Facebook’s purchase of WhatsApp for $4 billion in cash and $15 billion in stock is a marker. It’s the largest tech deal since Time Warner’s $124 billion purchase of AOL in 2001. Or Verisign’s $15 billion purchase of Network Solutions in 2000. Or Telecom Italia’s €30 billion acquisition of Tin.it, also in 2000. All these deals resulted in mult-billion dollar write-downs a few years later. Is it different this time?
I’d never heard of WhatsApp until this deal was announced. The 450 million WhatsApp users pay $1 / year to text message from their smartphones without paying a carrier. The deal faces a lot of skepticism from analysts and pundits, but investors have pushed Facebook’s shares up almost 10% since it was announced.

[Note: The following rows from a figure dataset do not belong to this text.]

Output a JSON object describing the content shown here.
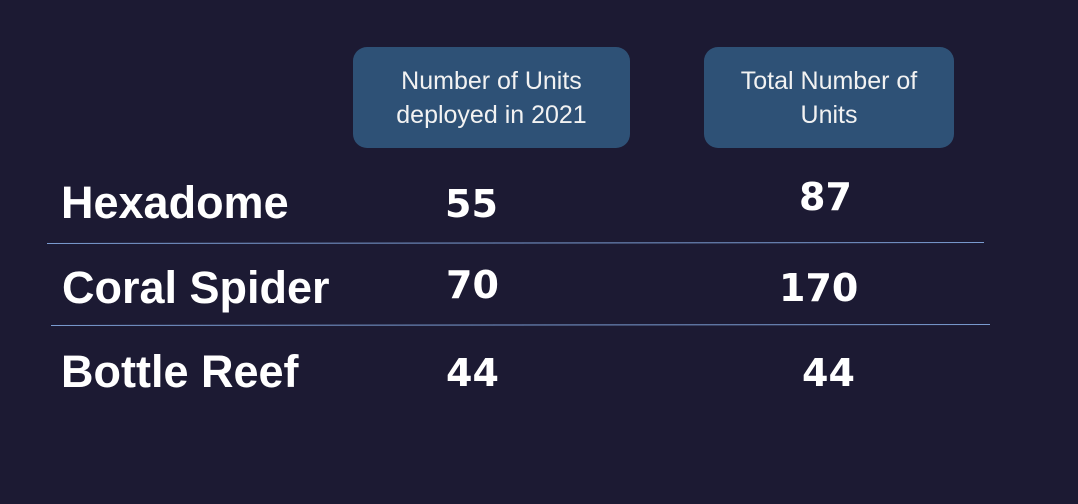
{
  "headers": {
    "deployed_line1": "Number of Units",
    "deployed_line2": "deployed in 2021",
    "total_line1": "Total Number of",
    "total_line2": "Units"
  },
  "rows": [
    {
      "label": "Hexadome",
      "deployed_2021": "55",
      "total": "87"
    },
    {
      "label": "Coral Spider",
      "deployed_2021": "70",
      "total": "170"
    },
    {
      "label": "Bottle Reef",
      "deployed_2021": "44",
      "total": "44"
    }
  ],
  "colors": {
    "background": "#1c1a33",
    "header_box": "#2e5176",
    "divider": "#7a9bd0",
    "text": "#ffffff"
  }
}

Some say the eye-popping price (1000 times revenues!) can be justified because it solidifies Facebook’s position in mobile technology and adds a non-advertising revenue stream. Zuckerberg claims that WhatsApp is actually worth a lot more to them than $19 billion.
Well, duh! It had better be worth more than he paid for it. Because if it isn’t, he’ll have to write it down. And Facebook stock, now trading at 21 times revenues, will also be written down. And he won’t have hot shares with which to lure newly-minted Ph.D.s and buyout targets.
It takes a lot of discipline to run a public company—discipline not to let $10 billion in cash burn a hole in your pocket; discipline not to let today’s heady stock price tempt you into issuing more shares. Zuckerberg is a bright guy who turned social networking a global phenomenon. But running a public company is different than running a private company which is different than creating a startup.
History is littered with overpriced acquisitions that signaled a euphoric “price doesn’t matter” attitude. Let’s hope the bull doesn’t stop running just because a 29-year old CEO got hungry for a new app.